Knapp vier Wochen nach der Aufsehen erregenden Bekanntgabe eines Neonazi-Überfalls auf eine 17-Jährige in Mittweida (Sachsen) haben Polizei und Staatsanwaltschaft Chemnitz heute den Rückwärtsgang eingelegt. Bisher war von vier Tätern die Rede gewesen, die der jungen Frau ein Hakenkreuz in die Hüfte geritzt haben sollen. Nun wird sogar gegen die junge Frau wegen Vortäuschens einer Straftat ermittelt...

Von Albrecht Kolthoff / Olaf Meyer, redok v. 18.12.2007

Der Vorfall war am 23. November von Polizei und Staatsanwaltschaft als sichere Tatsache vermeldet worden.
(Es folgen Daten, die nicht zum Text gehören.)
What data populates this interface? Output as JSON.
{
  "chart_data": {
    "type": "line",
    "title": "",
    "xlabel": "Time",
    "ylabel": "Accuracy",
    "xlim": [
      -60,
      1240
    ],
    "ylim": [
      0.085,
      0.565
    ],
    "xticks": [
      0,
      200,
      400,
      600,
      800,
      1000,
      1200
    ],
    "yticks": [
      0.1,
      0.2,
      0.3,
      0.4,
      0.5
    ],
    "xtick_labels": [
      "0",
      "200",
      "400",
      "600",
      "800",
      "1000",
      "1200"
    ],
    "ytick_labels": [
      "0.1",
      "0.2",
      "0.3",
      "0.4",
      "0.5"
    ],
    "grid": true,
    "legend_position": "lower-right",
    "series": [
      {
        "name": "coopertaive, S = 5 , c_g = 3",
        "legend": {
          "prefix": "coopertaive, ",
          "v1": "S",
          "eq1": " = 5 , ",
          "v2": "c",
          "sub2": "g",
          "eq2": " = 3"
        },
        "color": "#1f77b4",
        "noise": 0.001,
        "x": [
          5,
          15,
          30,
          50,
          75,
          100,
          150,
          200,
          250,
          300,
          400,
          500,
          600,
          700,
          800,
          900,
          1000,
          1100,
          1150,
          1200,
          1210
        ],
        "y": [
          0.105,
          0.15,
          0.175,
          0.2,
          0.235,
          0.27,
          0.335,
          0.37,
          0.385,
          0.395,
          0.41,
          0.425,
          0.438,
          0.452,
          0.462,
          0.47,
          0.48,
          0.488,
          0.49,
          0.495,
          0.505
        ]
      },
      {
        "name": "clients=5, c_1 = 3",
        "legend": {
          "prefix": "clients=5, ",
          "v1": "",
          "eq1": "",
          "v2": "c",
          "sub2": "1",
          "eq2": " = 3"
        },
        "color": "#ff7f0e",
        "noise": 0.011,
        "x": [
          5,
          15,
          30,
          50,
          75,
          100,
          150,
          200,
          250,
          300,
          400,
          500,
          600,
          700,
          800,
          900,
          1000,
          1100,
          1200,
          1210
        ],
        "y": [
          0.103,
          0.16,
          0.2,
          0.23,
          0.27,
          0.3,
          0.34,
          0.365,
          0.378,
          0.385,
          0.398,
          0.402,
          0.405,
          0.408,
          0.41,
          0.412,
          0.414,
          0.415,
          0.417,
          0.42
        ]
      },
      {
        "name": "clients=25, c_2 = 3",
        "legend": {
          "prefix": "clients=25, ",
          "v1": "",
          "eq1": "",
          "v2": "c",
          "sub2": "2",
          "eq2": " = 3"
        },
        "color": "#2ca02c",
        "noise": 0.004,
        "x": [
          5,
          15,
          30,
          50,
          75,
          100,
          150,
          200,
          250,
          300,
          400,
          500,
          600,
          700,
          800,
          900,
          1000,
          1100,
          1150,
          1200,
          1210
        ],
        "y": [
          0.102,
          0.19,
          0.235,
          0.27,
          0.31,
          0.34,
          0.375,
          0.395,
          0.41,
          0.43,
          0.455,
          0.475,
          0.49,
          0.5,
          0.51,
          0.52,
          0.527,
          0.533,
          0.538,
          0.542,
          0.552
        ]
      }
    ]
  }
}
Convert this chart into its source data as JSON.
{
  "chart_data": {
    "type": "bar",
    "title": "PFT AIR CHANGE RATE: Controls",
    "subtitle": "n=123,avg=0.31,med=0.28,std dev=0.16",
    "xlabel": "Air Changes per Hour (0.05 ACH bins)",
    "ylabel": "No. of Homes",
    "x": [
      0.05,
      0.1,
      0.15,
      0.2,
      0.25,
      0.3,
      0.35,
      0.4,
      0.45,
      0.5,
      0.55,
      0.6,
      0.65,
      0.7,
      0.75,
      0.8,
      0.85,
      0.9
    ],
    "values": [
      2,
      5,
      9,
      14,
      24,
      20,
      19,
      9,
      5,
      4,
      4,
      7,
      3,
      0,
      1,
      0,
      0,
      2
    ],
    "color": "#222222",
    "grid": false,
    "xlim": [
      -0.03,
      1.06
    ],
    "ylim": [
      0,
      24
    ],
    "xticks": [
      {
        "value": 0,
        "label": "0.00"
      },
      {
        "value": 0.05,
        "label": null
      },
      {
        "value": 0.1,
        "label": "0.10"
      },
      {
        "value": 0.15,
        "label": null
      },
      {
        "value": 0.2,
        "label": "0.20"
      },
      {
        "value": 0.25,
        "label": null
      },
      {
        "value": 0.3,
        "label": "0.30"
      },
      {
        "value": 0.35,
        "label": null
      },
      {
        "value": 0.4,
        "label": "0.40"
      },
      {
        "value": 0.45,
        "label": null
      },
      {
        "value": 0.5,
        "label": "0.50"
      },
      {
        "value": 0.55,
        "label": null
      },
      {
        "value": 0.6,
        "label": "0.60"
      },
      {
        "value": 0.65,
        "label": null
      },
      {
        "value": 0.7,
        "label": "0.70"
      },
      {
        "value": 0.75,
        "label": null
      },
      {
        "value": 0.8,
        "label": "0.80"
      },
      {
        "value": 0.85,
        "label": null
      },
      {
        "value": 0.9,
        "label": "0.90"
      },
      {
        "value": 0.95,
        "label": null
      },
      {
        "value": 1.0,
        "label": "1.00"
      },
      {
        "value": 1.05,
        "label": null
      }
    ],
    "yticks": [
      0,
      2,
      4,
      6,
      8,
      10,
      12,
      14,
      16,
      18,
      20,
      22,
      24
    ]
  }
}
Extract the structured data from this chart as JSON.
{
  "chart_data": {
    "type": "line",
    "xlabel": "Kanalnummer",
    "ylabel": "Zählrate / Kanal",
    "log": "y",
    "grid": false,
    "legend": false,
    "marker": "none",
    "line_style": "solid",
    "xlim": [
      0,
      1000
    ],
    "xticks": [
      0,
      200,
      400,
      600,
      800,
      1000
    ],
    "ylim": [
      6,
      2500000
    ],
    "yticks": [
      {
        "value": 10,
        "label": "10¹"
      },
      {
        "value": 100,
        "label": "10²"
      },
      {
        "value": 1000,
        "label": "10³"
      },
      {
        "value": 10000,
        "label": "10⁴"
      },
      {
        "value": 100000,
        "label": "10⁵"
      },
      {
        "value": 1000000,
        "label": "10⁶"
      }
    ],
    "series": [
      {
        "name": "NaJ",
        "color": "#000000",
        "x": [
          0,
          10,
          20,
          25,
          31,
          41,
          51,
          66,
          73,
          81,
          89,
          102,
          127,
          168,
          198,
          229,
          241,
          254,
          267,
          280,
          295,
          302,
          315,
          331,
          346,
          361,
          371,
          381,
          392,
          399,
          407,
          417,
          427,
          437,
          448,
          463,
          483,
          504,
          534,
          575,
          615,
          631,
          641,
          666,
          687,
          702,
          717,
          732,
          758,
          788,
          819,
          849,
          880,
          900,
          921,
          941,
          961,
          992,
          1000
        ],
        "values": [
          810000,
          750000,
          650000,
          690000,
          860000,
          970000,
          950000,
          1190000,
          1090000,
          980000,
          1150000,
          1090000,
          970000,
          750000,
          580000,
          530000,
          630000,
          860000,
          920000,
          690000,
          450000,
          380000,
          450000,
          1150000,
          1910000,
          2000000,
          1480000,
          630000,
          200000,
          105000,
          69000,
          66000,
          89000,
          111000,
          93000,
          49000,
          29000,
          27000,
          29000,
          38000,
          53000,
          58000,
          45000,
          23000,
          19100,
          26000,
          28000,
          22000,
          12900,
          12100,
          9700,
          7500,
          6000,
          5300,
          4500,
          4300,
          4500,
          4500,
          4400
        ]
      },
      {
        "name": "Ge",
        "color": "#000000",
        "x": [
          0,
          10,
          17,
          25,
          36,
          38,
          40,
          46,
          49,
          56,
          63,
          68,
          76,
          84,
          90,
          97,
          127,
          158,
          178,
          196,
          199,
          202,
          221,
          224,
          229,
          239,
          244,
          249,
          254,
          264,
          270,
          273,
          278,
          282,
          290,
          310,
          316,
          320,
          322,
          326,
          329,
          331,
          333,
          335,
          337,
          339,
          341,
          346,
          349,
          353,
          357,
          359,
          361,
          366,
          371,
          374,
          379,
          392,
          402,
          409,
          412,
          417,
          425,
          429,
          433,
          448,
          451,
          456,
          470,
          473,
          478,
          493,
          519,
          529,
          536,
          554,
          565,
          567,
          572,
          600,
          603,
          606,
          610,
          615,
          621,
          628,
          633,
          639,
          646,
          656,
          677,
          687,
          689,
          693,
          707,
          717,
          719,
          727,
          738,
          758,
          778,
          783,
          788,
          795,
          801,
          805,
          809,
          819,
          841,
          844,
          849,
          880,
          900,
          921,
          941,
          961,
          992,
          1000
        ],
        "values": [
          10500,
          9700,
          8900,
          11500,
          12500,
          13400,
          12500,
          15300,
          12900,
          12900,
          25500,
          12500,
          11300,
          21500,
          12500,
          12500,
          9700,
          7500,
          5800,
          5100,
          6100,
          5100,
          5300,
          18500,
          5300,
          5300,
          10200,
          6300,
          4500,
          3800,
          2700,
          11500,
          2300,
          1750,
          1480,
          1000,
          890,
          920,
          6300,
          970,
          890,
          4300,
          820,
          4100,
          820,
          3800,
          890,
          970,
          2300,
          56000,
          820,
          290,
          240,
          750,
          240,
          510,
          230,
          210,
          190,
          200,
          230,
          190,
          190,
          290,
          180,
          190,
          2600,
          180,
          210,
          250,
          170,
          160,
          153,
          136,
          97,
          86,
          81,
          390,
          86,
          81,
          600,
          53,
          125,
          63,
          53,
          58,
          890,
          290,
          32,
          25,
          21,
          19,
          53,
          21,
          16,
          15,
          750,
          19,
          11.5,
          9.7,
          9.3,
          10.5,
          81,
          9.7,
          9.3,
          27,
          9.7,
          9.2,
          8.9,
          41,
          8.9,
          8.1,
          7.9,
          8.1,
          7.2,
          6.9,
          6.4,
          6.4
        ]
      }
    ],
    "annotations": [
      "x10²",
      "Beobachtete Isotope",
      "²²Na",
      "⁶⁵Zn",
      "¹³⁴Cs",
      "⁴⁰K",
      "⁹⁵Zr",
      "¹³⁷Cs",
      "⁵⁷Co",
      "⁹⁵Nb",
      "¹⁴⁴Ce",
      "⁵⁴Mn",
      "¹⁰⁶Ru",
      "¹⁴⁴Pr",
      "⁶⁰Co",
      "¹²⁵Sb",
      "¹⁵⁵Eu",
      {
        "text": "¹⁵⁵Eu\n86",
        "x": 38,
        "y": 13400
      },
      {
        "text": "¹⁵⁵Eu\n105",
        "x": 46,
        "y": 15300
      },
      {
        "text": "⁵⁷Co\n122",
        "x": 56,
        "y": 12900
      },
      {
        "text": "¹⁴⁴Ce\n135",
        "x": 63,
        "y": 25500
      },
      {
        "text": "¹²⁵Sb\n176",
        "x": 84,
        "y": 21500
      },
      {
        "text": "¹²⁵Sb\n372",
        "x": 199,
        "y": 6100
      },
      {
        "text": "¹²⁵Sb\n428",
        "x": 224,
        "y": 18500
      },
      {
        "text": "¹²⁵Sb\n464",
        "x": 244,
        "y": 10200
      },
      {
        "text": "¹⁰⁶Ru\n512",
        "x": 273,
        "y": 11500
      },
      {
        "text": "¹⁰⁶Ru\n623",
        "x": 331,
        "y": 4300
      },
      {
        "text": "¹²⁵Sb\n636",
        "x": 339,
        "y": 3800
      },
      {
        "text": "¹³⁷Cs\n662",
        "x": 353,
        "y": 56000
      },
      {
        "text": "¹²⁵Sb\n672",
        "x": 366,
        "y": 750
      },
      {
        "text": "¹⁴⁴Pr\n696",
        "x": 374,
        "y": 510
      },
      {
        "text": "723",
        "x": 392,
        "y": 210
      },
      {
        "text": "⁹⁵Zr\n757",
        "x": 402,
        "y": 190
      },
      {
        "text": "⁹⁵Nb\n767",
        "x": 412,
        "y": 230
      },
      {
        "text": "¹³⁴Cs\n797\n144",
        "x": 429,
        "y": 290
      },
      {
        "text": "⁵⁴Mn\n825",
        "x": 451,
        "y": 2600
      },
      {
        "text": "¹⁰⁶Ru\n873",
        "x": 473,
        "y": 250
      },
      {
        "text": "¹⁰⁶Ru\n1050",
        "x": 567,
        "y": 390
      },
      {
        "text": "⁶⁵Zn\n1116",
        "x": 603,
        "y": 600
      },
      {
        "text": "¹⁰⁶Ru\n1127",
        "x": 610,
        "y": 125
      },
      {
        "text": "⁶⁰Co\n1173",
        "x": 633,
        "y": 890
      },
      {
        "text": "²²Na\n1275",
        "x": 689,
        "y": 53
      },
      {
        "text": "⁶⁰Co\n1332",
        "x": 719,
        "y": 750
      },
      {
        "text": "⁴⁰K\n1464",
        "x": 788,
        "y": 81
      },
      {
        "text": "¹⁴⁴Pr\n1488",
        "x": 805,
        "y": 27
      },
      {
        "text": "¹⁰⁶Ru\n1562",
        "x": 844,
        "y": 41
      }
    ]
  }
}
Insbesondere zwei Angaben der Behörden ließen kaum Zweifel an den mitgeteilten Vorgängen: Ein sechsjähriges Kind, das von den Neonazis bedrängt worden sei, habe den Hergang bestätigt, darüber hinaus hätten Rechtsmediziner ausgeschlossen, dass sich die junge Frau die Verletzung selbst zufügte.

Offenbar stimmte jedoch gerade an diesen beiden Angaben nicht viel. Heute gab die Chemnitzer Staatsanwaltschaft der Geschichte eine Kehrtwendung: Demnach hat die Mutter des sechsjährigen Kindes später nach der ersten behördlichen Bekanntmachung erklärt, ihr Kind könne gar nichts bestätigen, weil es zum Zeitpunkt des angeblichen Vorfalls gar nicht in Mittweida gewesen sei. Ob die 17-Jährige vielleicht einem anderen Kind zu Hilfe gekommen war, bleibt offen: Jedenfalls haben die Ermittler kein Kind finden können, das tatsächlich die Angaben bestätigen könnte.

Eine weitere Umkehrung der bisherigen Aussagen präsentierte die Staatsanwaltschaft mit zwei rechtsmedizinischen Gutachten, die inzwischen vorlägen. Hatte es anfangs noch geheißen, eine Selbstverletzung der jungen Frau könne rechtsmedizinisch ausgeschlossen werden, so wird sie jetzt "zumindest nicht ausgeschlossen".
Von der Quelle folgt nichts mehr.